L’emozione da sala parto mi ha preso un po’ alla volta. Quando ho visto che la nuova società sceglieva i suoi uomini. De Poli per il ruolo di direttore sportivo, Parlato per quello di allenatore. E via via i giocatori: gente umile, senza grilli per la testa, ragazzi contenti, quando vai a vedere gli allenamenti, che tu sia lì per seguirli e raccontare il loro lavoro. Ragazzi che fuori dal campo salutano, sorridono, che ammettono i propri errori, quando li fanno, e sono pronti a ironizzare quando qualcosa va storto. Ragazzi che vogliono vivere Padova da cittadini normali, scoprendo il carattere dei suoi abitanti ma anche il valore dei suoi gioielli artistici. Davvero, mi sembra di vivere un momento magico: si è creato un rapporto speciale con la squadra. A memoria, l’ultima volta che, almeno personalmente, è successo qualcosa di simile, è stato con il gruppo 2002-2003, quello che ha sfiorato la B ai playoff. Quello dei vari Pellizzaro, Tasso, Centofanti, Bergamo, Antonioli, Colombo.

Bene così. Non si potrà vincere sempre e mi aspetto ovviamente che prima o poi si debba anche imparare a gestire un risultato diverso dalla vittoria, ma finché c’è questo clima, me lo voglio godere fino in fondo. Domenica prossima c’è il primo scontro diretto della stagione contro il Belluno. Arriviamoci nuotando a grandi bracciate in questo mare di entusiasmo. Ci aiuterà a dare il meglio per superare il primo vero scoglio del campionato.

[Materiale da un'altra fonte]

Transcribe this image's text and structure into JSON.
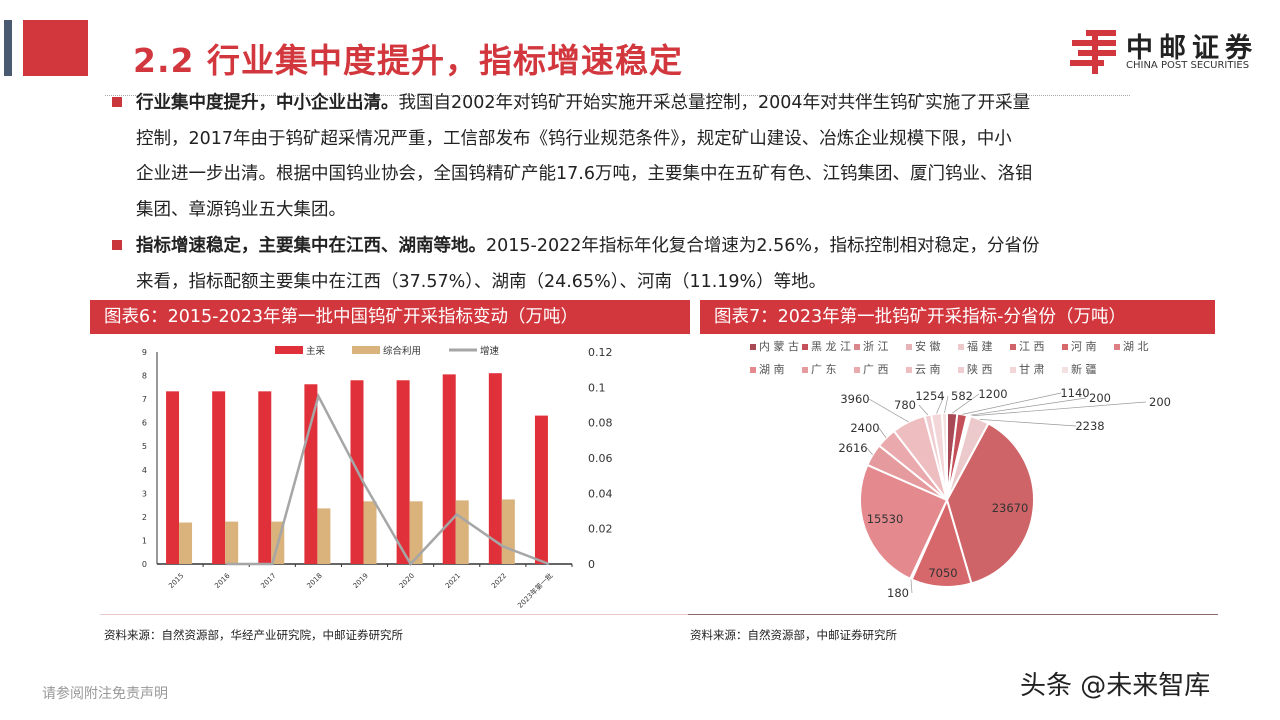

P.S.: purtroppo un petardo fatto esplodere da un tifoso in campo nei minuti finali della gara potrebbe complicare e non poco la settimana impegnativa che abbiamo di fronte (fatta anche della partita di Coppa di mercoledì a Fano). Già l’Euganeo era in diffida, sempre per via di un petardo e di alcune bottigliette lanciate all’indirizzo del guardalinee a Montebelluna. Ora, se il giudice sportivo prendesse ancora provvedimenti, potrebbe scattare la squalifica del campo. Mi auguro proprio di no, perché giocare a Treviso o a Venezia il big match con il Belluno sarebbe davvero da spararsi. Spero in ogni caso che chi, nonostante i ripetuti e decisi inviti dei capi ultras a non lanciare oggetti di nessun tipo e men che meno fumogeni e materiale che scoppia, ha lanciato il petardo in campo la prossima volta se ne stia a casa. O venga caldamente invitato a rimanere a casa nel caso in cui esprima il desiderio di venire a vedere la partita. Di gente che rovina un clima così, francamente, non abbiamo bisogno.